PETER Lewis, who owns TaxAssist Accountants in Hove, claimed local business owners were left out in the cold by Philip Hammond.

He said hard-working small business owners were given absolutely no recognition of the major contribution they make to the UK economy.

Mr Lewis said: “Small businesses are already facing huge challenges from compulsory contributions to staff pension pots, the National Living Wage, changes to the way dividends are taxed and onerous business rates and there was no respite.

“In fact the further increase in the National Living Wage announced – from £7.20 to £7.50 an hour from April – could deter recruitment decisions and slow down growth.

“We would have liked to see more concrete measures to encourage small business growth, such as an increase in Employment Allowance, or the return of the small companies’ rate for corporation tax.”

Hayley Bevis, senior associate solicitor at law firm Coffin Mew, which has offices in Brighton, said the aim is to build a stronger and more resilient long-term British business base.

She said: “The announcement of a new National Productivity Investment Fund which will provide for £23 billion of funding over the next five years – together with an additional £2 billion per year for research and development by 2020-21 and the fall in corporation tax to 17 per cent – all helps towards the aim.

“The Chancellor’s next challenge is getting that base to remain in Britain for the long haul.”

The British productivity gap was noted as being a significant challenge compared to our counterparts in the US and Germany which were noted as being 30 per cent more productive.

Hayley Bevis said: “The Chancellor made it clear that Britain must address this productivity gap to ensure that we do not fall behind our counterparts.

“Some have theorised that the demise of British productivity has resulted from a reduction in the levels of pay during the recession and those finding work in lower paid jobs.

“Pay levels have, however, also been addressed by the Chancellor, with a rise in the National Living Wage from £7.20 to £7.50 per hour due in April 2017 and a rise in the personal allowance to £11,500 at the same time, with a further commitment to raise personal allowances further during this government.”

That rise of 30 pence an hour caused some concern.

Rob Payne, CEO of Best Western Great Britain, which has premises in Hove, Eastbourne, Steyning, Bognor and Haywards Heath, said: “The increase will help make the hospitality industry more attractive which we welcome.

“But it also adds to the price pressures that hotel owners are already feeling and once again comes without a roadmap for future increases, which our members tell us they need to help budget with confidence.

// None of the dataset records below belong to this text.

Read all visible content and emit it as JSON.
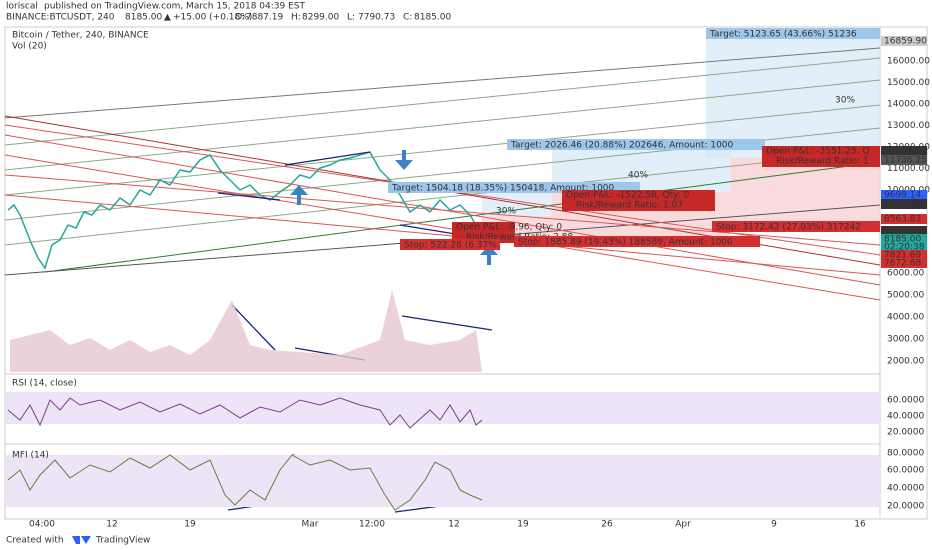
{
  "header": {
    "author": "loriscal",
    "published": "published on TradingView.com, March 15, 2018 04:39 EST",
    "symbol": "BINANCE:BTCUSDT, 240",
    "last": "8185.00",
    "arrow": "▲",
    "change": "+15.00 (+0.18%)",
    "ohlc": [
      {
        "label": "O:",
        "value": "7887.19"
      },
      {
        "label": "H:",
        "value": "8299.00"
      },
      {
        "label": "L:",
        "value": "7790.73"
      },
      {
        "label": "C:",
        "value": "8185.00"
      }
    ]
  },
  "legend": [
    "Bitcoin / Tether, 240, BINANCE",
    "Vol (20)"
  ],
  "price_axis": [
    "16000.00",
    "15000.00",
    "14000.00",
    "13000.00",
    "12000.00",
    "11000.00",
    "10000.00",
    "6000.00",
    "5000.00",
    "4000.00",
    "3000.00",
    "2000.00"
  ],
  "price_tags": [
    "16859.90",
    "11734.04",
    "11736.25",
    "9699.14",
    "9707.58",
    "8563.83",
    "8194.96",
    "8185.00",
    "02:20:38",
    "7821.69",
    "7672.68"
  ],
  "rsi": {
    "title": "RSI (14, close)",
    "axis": [
      "60.0000",
      "40.0000",
      "20.0000"
    ]
  },
  "mfi": {
    "title": "MFI (14)",
    "axis": [
      "80.0000",
      "60.0000",
      "40.0000",
      "20.0000"
    ]
  },
  "time_axis": [
    "04:00",
    "12",
    "19",
    "Mar",
    "12:00",
    "12",
    "19",
    "26",
    "Apr",
    "9",
    "16"
  ],
  "annotations": {
    "targets": [
      "Target: 5123.65 (43.66%) 51236",
      "Target: 2026.46 (20.88%) 202646, Amount: 1000",
      "Target: 1504.18 (18.35%) 150418, Amount: 1000"
    ],
    "pnl": [
      [
        "Open P&L: -3551.25, Q",
        "Risk/Reward Ratio: 1"
      ],
      [
        "Open P&L: -1522.58, Qty: 0",
        "Risk/Reward Ratio: 1.07"
      ],
      [
        "Open P&L: -9.96, Qty: 0",
        "Risk/Reward Ratio: 2.88"
      ]
    ],
    "stops": [
      "Stop: 3172.42 (27.03%) 317242",
      "Stop: 1885.89 (19.43%) 188589, Amount: 1000",
      "Stop: 522.28 (6.37%"
    ],
    "percents": [
      "30%",
      "40%",
      "30%"
    ]
  },
  "footer": {
    "created": "Created with",
    "brand": "TradingView"
  }
}
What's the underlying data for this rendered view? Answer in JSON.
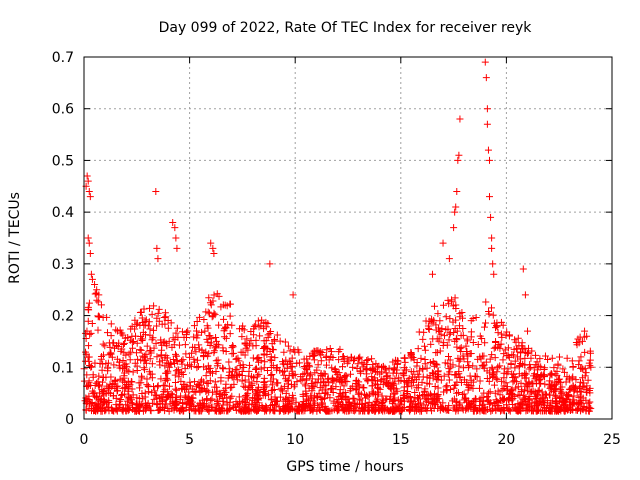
{
  "chart_data": {
    "type": "scatter",
    "title": "Day 099 of 2022, Rate Of TEC Index for receiver reyk",
    "xlabel": "GPS time / hours",
    "ylabel": "ROTI / TECUs",
    "xlim": [
      0,
      25
    ],
    "ylim": [
      0,
      0.7
    ],
    "x_ticks": [
      0,
      5,
      10,
      15,
      20,
      25
    ],
    "x_tick_labels": [
      "0",
      "5",
      "10",
      "15",
      "20",
      "25"
    ],
    "y_ticks": [
      0,
      0.1,
      0.2,
      0.3,
      0.4,
      0.5,
      0.6,
      0.7
    ],
    "y_tick_labels": [
      "0",
      "0.1",
      "0.2",
      "0.3",
      "0.4",
      "0.5",
      "0.6",
      "0.7"
    ],
    "grid": true,
    "marker": "plus",
    "color": "#ff0000",
    "series": [
      {
        "name": "ROTI",
        "x": [
          0.1,
          0.15,
          0.2,
          0.25,
          0.3,
          0.2,
          0.25,
          0.3,
          0.35,
          0.4,
          0.5,
          0.6,
          0.7,
          3.4,
          3.45,
          3.5,
          4.2,
          4.3,
          4.35,
          4.4,
          6.0,
          6.1,
          6.15,
          8.8,
          9.9,
          16.5,
          17.0,
          17.3,
          17.5,
          17.55,
          17.6,
          17.65,
          17.7,
          17.75,
          17.8,
          19.0,
          19.05,
          19.1,
          19.1,
          19.15,
          19.2,
          19.2,
          19.25,
          19.3,
          19.3,
          19.35,
          19.4,
          20.8,
          20.9,
          21.0,
          23.6,
          23.7,
          23.8
        ],
        "y": [
          0.45,
          0.47,
          0.46,
          0.44,
          0.43,
          0.35,
          0.34,
          0.32,
          0.28,
          0.27,
          0.26,
          0.25,
          0.24,
          0.44,
          0.33,
          0.31,
          0.38,
          0.37,
          0.35,
          0.33,
          0.34,
          0.33,
          0.32,
          0.3,
          0.24,
          0.28,
          0.34,
          0.31,
          0.37,
          0.4,
          0.41,
          0.44,
          0.5,
          0.51,
          0.58,
          0.69,
          0.66,
          0.6,
          0.57,
          0.52,
          0.5,
          0.43,
          0.39,
          0.35,
          0.33,
          0.3,
          0.28,
          0.29,
          0.24,
          0.17,
          0.15,
          0.17,
          0.16
        ]
      }
    ],
    "dense_envelope": {
      "hours": [
        0,
        0.5,
        1,
        1.5,
        2,
        2.5,
        3,
        3.5,
        4,
        4.5,
        5,
        5.5,
        6,
        6.5,
        7,
        7.5,
        8,
        8.5,
        9,
        9.5,
        10,
        10.5,
        11,
        11.5,
        12,
        12.5,
        13,
        13.5,
        14,
        14.5,
        15,
        15.5,
        16,
        16.5,
        17,
        17.5,
        18,
        18.5,
        19,
        19.5,
        20,
        20.5,
        21,
        21.5,
        22,
        22.5,
        23,
        23.5,
        24
      ],
      "roti_max": [
        0.22,
        0.26,
        0.2,
        0.18,
        0.17,
        0.2,
        0.22,
        0.22,
        0.2,
        0.18,
        0.17,
        0.2,
        0.25,
        0.24,
        0.22,
        0.2,
        0.18,
        0.2,
        0.17,
        0.15,
        0.14,
        0.13,
        0.14,
        0.14,
        0.14,
        0.12,
        0.12,
        0.12,
        0.11,
        0.11,
        0.12,
        0.14,
        0.18,
        0.22,
        0.24,
        0.24,
        0.2,
        0.2,
        0.24,
        0.2,
        0.18,
        0.16,
        0.14,
        0.13,
        0.12,
        0.12,
        0.12,
        0.17,
        0.14
      ],
      "roti_min": 0.015
    }
  }
}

“Our members are also concerned that the well-intentioned increase could end up backfiring as businesses across the hospitality and tourism industries are either forced to pause investment, reduce training and development opportunities for existing staff or worse still, reduce headcounts in order to absorb the additional costs.

“We do not want to see any of that happen.”

He called for tourism VAT to be cut from 20 per cent to five per cent.

Petrol was hot on the agenda again and Lewes MP Maria Caulfield welcomed the decision to freeze fuel duty.

It comes after more than 50 MPs, including Ms Caulfield, signed a letter to Mr Hammond urging him to help hard-pressed families and small businesses.

The letter was sent by Dover MP Charlie Elphicke, chairman of the FairFuelUK Parliamentary group, earlier this month.

She said: “Freezing fuel duty is a huge boost to drivers as well as being of massive benefit to local businesses.”

Mike Chapman, senior manager at Knill James Chartered Accountants in Lewes, said it was a “business as usual” offering from the Chancellor.

He said: “With a forecast for reduced growth in 2017, it was important that the Chancellor presented the UK as the natural home for business and he stressed the commitment of several high-profile multinationals to continue to invest in the UK economy.

“The drop in the headline rate of corporation tax to 17 per cent from 1 April 2017, the lowest rate in the G20, confirmed the chancellor’s priority “to ensure that Britain remains the number one destination for business” while acknowledging the importance of certainty and stability to business as a whole.

“On a less upbeat note, Mr Hammond did not shy away from the issue of the productivity gap between the UK and its immediate competitors and focused on the need to bridge this divide through research and innovation.”

David Bywater, senior partner at Crawley-based KPMG in the South East, said the Chancellor made positive noises on supporting SMEs but pain could be on its way for micro businesses.

He said: “Despite the Chancellor making a great deal of noise on behalf of the SME community, the announcement of a consultation on a review of the way people work will cause concern for large swathes of micro businesses.

“As an estimated 4.2 million businesses that make up the UK’s 5.5 million SME community have just one employee, the outcome of the consultation could have massive tax implications for small business owners in the future.

“In general there were a number of micro measures introduced for SMEs providing some good mood music around supporting the SME community.

“While SMEs have become far more adept at selling into overseas markets, there remains a huge amount of untapped potential in the number of them who aren’t currently involved in exporting.”